Entretien avec Naruna Kaplan de Macedo, réalisatrice de "Depuis Mediapart"

Après un passage en festivals dont le Festival International du film politique de Carcassonne où cet entretien a pu être réalisé en décembre 2018, le documentaire de Naruna Kaplan de Macedo "Depuis Mediapart" sort dans les salles de cinéma le mercredi 13 mars 2019. Une opportunité de penser le politique à travers 'éthique du journalisme et la poétique du cinéma documentaire.
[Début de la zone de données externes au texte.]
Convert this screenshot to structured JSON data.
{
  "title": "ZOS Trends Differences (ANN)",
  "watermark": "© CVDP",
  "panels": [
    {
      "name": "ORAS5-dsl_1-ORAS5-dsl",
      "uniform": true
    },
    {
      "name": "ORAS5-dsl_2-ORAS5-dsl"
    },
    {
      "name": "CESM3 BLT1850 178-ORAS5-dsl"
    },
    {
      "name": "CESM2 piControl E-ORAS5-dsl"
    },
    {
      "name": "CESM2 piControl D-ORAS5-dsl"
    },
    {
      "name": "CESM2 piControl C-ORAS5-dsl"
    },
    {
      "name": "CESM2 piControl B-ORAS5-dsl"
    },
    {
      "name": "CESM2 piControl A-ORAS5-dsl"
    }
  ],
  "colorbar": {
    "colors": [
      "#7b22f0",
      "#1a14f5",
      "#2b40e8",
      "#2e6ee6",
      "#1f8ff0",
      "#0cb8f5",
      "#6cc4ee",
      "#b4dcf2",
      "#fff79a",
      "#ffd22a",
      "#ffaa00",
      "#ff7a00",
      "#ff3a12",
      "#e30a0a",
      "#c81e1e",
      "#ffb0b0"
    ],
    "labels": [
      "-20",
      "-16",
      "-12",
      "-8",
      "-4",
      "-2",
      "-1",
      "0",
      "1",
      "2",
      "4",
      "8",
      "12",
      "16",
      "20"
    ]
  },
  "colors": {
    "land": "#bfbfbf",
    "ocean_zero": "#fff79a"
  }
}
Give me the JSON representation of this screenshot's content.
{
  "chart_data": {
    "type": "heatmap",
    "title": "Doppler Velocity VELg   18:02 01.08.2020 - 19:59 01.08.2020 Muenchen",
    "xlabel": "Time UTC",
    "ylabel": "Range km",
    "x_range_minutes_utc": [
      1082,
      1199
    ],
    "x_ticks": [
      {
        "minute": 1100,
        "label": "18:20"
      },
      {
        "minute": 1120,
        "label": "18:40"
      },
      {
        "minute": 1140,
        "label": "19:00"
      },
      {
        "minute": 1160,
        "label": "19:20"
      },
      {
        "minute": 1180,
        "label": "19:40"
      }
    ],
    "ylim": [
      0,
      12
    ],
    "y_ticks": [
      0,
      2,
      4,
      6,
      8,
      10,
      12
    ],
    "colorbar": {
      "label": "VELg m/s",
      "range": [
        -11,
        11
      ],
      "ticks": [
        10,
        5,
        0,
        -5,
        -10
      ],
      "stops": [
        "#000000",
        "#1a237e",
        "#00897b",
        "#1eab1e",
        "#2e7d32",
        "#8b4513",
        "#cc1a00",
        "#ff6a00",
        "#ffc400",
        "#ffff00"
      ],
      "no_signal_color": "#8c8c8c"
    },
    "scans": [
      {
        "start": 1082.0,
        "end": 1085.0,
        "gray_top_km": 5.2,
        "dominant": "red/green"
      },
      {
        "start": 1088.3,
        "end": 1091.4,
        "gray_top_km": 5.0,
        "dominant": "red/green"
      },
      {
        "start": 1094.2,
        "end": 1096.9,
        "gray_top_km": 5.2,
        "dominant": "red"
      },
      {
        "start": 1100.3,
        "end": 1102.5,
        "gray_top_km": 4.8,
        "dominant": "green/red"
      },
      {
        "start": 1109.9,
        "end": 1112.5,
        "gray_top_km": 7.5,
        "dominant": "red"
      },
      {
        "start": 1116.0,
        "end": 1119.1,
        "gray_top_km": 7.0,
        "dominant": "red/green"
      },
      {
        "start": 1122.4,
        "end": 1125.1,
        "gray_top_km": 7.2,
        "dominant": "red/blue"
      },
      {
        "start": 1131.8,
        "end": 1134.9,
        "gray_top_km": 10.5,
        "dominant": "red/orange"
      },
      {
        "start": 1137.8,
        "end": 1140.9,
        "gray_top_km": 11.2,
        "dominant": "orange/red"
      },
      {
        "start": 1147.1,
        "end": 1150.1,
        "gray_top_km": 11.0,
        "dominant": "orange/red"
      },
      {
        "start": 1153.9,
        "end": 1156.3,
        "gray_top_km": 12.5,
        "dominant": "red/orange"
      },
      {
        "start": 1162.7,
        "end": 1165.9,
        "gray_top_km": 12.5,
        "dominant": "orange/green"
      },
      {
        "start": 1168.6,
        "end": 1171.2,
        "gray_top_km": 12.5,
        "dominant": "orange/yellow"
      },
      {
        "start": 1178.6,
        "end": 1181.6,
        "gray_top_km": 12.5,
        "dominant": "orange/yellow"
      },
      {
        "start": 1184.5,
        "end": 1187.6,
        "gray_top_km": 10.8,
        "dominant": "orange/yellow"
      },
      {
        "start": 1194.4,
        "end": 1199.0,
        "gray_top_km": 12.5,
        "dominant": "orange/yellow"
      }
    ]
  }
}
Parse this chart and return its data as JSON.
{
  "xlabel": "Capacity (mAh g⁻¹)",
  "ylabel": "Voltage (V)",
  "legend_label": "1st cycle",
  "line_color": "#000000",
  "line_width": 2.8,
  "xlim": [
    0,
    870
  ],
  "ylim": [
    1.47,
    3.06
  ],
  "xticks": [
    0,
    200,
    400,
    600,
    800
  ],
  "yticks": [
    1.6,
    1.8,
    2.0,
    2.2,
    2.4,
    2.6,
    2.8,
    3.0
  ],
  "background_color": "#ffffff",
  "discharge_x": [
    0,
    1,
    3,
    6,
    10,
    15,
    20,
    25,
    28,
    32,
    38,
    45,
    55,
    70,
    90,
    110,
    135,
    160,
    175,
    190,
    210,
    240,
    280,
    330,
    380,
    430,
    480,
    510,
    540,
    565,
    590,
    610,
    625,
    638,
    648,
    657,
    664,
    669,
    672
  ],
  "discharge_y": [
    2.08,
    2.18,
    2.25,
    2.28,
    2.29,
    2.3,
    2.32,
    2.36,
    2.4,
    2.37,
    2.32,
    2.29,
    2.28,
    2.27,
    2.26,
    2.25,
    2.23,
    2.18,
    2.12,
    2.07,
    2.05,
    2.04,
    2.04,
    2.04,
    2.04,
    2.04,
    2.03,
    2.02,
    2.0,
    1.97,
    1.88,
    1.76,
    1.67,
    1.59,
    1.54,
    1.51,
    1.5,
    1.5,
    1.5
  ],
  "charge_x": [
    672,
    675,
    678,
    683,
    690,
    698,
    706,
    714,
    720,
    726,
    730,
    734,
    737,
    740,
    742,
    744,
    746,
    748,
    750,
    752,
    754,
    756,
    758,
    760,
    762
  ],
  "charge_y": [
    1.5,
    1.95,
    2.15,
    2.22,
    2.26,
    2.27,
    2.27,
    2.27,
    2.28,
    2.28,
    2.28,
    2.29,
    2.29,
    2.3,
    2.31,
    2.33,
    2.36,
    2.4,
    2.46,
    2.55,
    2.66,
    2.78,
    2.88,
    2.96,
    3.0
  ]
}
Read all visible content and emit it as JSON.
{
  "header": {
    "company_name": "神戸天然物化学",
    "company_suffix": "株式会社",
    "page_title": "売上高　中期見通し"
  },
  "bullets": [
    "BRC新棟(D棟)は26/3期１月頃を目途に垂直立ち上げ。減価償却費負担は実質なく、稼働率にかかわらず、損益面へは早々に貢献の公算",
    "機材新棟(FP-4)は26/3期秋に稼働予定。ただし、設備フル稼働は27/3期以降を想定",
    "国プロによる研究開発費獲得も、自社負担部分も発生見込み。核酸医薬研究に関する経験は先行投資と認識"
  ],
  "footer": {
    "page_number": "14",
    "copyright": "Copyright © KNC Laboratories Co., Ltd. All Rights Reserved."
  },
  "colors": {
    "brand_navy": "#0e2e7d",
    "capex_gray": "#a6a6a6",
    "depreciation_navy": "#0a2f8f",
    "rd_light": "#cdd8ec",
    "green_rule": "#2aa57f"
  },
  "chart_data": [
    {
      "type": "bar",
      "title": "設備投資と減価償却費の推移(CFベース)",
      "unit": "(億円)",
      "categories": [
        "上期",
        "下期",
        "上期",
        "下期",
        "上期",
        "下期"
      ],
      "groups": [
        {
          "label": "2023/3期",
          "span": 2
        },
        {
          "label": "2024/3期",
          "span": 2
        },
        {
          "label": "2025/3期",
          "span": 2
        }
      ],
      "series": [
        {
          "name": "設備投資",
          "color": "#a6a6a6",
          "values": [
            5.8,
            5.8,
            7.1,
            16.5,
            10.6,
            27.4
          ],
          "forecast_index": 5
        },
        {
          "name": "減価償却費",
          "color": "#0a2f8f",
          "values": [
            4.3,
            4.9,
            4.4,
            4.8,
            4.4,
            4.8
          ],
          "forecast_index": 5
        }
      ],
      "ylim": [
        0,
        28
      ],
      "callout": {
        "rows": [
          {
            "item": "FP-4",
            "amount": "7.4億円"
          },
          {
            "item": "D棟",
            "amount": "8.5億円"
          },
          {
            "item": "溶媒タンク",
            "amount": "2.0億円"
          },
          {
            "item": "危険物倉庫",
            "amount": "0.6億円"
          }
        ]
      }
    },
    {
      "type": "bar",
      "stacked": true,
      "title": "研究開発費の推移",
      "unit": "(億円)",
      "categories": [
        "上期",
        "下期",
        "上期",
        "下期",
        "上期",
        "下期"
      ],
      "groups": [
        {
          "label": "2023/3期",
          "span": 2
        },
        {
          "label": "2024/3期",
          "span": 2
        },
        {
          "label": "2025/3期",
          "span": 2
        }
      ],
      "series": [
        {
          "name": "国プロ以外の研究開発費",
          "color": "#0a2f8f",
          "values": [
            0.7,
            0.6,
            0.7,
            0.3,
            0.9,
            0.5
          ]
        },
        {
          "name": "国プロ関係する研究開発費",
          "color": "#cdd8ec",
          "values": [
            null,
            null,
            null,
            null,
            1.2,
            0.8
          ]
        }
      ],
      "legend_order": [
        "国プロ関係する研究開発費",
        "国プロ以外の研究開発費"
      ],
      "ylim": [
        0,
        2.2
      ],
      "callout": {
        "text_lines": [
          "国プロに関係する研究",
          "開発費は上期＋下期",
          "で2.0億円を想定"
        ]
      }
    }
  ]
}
Naruna Kaplan de Macedo © Stéphanie Limongy Naruna Kaplan de Macedo © Stéphanie Limongy

Cédric Lépine : Peux-tu préciser la place que tu t'es donnée en faisant ce film ? En effet, celui-ci commence avec ta voix off qui explique que Mediapart est ton journal, en tant qu'abonnée.
Naruna Kaplan de Macedo :
Mediapart est mon journal depuis sa création en 2008. Je lis d'autres journaux mais Mediapart est devenu mon journal de référence. Je pense que comme il y a eu une génération Nouvel Obs' ou une génération Libé, il y a maintenant une génération Mediapart. En novembre-décembre 2015, la France se trouvait en pleine confusion politique, à la suite des attentats et avec déjà la dynamique de la présidentielle qui approchait. Confusion dont nous ne sommes pas encore sorti, mais c'est un autre sujet ! J'ai eu envie de réfléchir avec mon outil, ma caméra. Les questions posées par les présidentielles me semblaient offrir un cadre pour le film, une métaphore en soi, un condensé de ce moment politique. Et puis c'est un peu une figure de style au cinéma, de filmer la rédaction d'un journal pendant un moment électoral. Depuis Mediapart, parce que j'avais envie de voir les choses depuis ce lieu, mais aussi parce que je pense que depuis que ce journal existe, tout à changé.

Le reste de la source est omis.